Watching Harry Basil is like watching a one-man variety show. Part of his act includes recreating scenes from movies, complete with wardrobe changes and lines delivered as if the movie was playing on the big screen.
Some of Harry's memorable scenes are from both classic and not-so-classic films, such as Tom Cruise's tribute to jockey shorts, "Risky Business," Streisand's candlelit ballad to Yentl's father, the dance scene in "Flashdance," and many others. It's sort of ironic, since Basil works in the film industry as a writer, producer and director. Yet he lampoons the same industry that affords him his living.
Harry owes a lot of his film career to the man who never received respect: The late, great Rodney Dangerfield. It was Dangerfield who first took note of Harry's talent, starring him in his HBO "Young Comedian's Special." Would you believe that soon after that, Harry would be co-writing and co-producing Dangerfield in movies?
Movies such as "Ladybugs," "Meet Wally Sparks" and "My Five Wives" were all vehicles for Dangerfield, and put Harry on the film industry map. In all three of those films Harry worked closely with director Sidney Furie and Peter Baldwin and even acted in them as well.
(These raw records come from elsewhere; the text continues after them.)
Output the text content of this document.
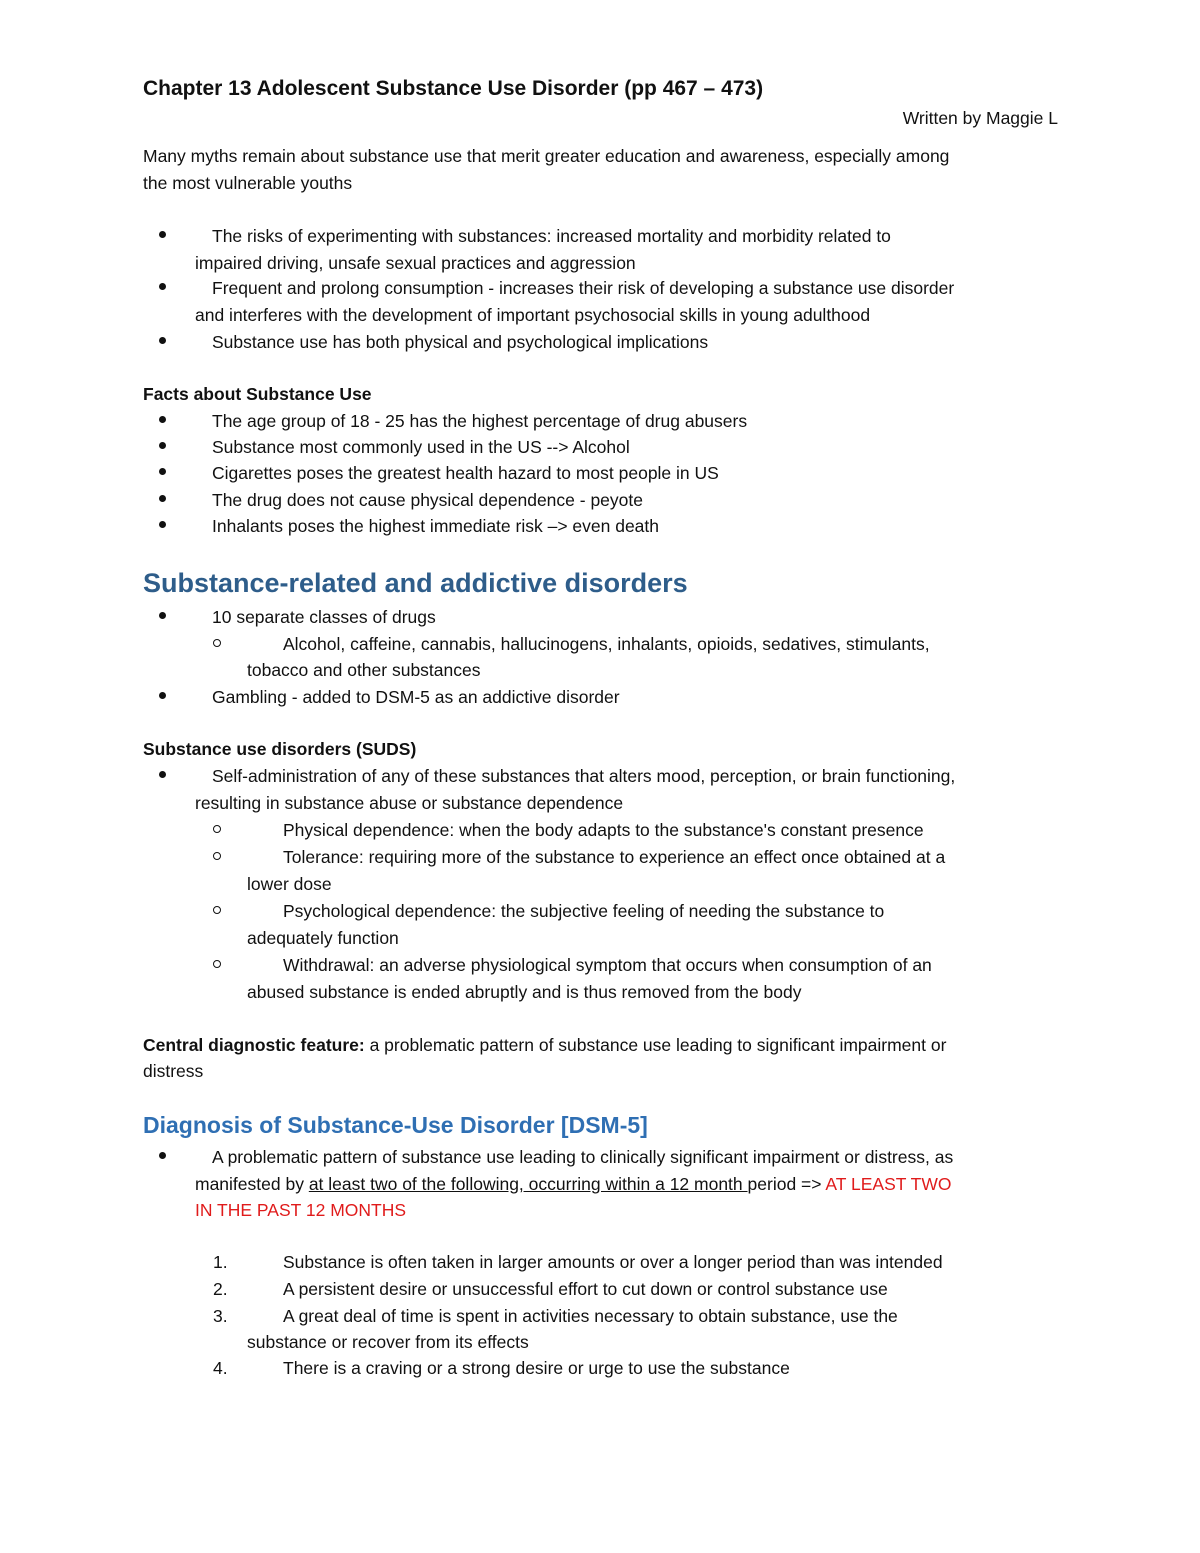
Chapter 13 Adolescent Substance Use Disorder (pp 467 – 473)
Written by Maggie L
Many myths remain about substance use that merit greater education and awareness, especially among
the most vulnerable youths
The risks of experimenting with substances: increased mortality and morbidity related to
impaired driving, unsafe sexual practices and aggression
Frequent and prolong consumption - increases their risk of developing a substance use disorder
and interferes with the development of important psychosocial skills in young adulthood
Substance use has both physical and psychological implications
Facts about Substance Use
The age group of 18 - 25 has the highest percentage of drug abusers
Substance most commonly used in the US --> Alcohol
Cigarettes poses the greatest health hazard to most people in US
The drug does not cause physical dependence - peyote
Inhalants poses the highest immediate risk –> even death
Substance-related and addictive disorders
10 separate classes of drugs
Alcohol, caffeine, cannabis, hallucinogens, inhalants, opioids, sedatives, stimulants,
tobacco and other substances
Gambling - added to DSM-5 as an addictive disorder
Substance use disorders (SUDS)
Self-administration of any of these substances that alters mood, perception, or brain functioning,
resulting in substance abuse or substance dependence
Physical dependence: when the body adapts to the substance's constant presence
Tolerance: requiring more of the substance to experience an effect once obtained at a
lower dose
Psychological dependence: the subjective feeling of needing the substance to
adequately function
Withdrawal: an adverse physiological symptom that occurs when consumption of an
abused substance is ended abruptly and is thus removed from the body
Central diagnostic feature: a problematic pattern of substance use leading to significant impairment or
distress
Diagnosis of Substance-Use Disorder [DSM-5]
A problematic pattern of substance use leading to clinically significant impairment or distress, as
manifested by at least two of the following, occurring within a 12 month period => AT LEAST TWO
IN THE PAST 12 MONTHS
1.	Substance is often taken in larger amounts or over a longer period than was intended
2.	A persistent desire or unsuccessful effort to cut down or control substance use
3.	A great deal of time is spent in activities necessary to obtain substance, use the
substance or recover from its effects
4.	There is a craving or a strong desire or urge to use the substance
I first recognized him on the big screen, though, way back when he was in the Nicolas Cage/Kathleen Turner movie, "Peggy Sue Got Married." He's also appeared in the movies "Martians Go Home," and "The Seventh Sign" with Demi Moore.
Harry is also quite adept at directing horror movies, such cult favorites "Soul's Midnight" and "Fingerprints." In fact, "Fingerprints" won him Best Feature at The New York Horror Film Festival. His first, "The 4th Tenor," a romantic opera comedy, is still one of my favs because it stars so many comedians, among them Harland Williams and Dangerfield, along with actors Dennis Quaid, Kirstie Alley and a host of others.
Harry has worked on stage with some truly great entertainers, opening for Chuck Berry, The Beach Boys, Liza Minelli, The Pointer Sisters and Julio Iglesias.
Appearing with Harry Basil every night this week through Sunday is Ronnie Schell. Talk about your "Old School" of comedy; Schell is still doing the comedy thing after all these years. And he's one of those guys whom you love to just hang with because of the stories he tells.
I guess it's safe saying that Ronnie is a living legend, having performed with some of the trail blazers in the world of comedy; among them Harvey Korman, Tim Conway and Dangerfield. Ronnie was starting out in the San Francisco Bay Area when Mort Sahl and the Smothers Brothers first appeared on the scene, playing the legendary Purple Onion and Boarding House long before there was an Improv out West.
Schell's television career started in the 1960s, when he played the role of Gomer Pyle's sidekick, Duke, for seven years on the CBS series "Gomer Pyle, USMC" and on "The Jim Nabors' Variety Hour." He also co-starred with Goldie Hawn for two seasons on the CBS series "Good Morning, World," and three years as Marlo Thomas' agent Harvey Peck on ABC's "That Girl."
Ronnie has appeared in numerous motion pictures as well, among them "The Cat From Outer Space" (that's Ronnie's voice you hear as the cat), "The Revenge Of The Red Baron" with Mickey Rooney and Laraine Newman, and Carl Reiner's "Fatal Instinct." In 1999, Ronnie co-starred in two independent films, "View From The Swing" with Tim Conway and Jennifer Grant and the comedy "Pride And Peril."
Schell was recently installed as the Honorary Mayor of Encino, Calif., for the seventh year and continues to do comedy shows with his fellow comedy group, "Yarmy's Army."
The Bay Area native and longtime resident there still has a special place in his heart for San Francisco, having performed at some of the classic rooms in that city. He was also the first comedic voice for a new public transportation system known as BART (Bay Area Rapid Transit).
In this century, Ronnie was awarded a lifetime achievement award (the first ever) at the annual Comedy Day celebration in San Francisco. I was out there to congratulate him and he just said, "Well, they give you things when they think you'll be leaving this world soon." I doubt that, as Ronnie continues to perform clubs, theaters and is a frequent guest/performer at The Friar's Roast in Southern California.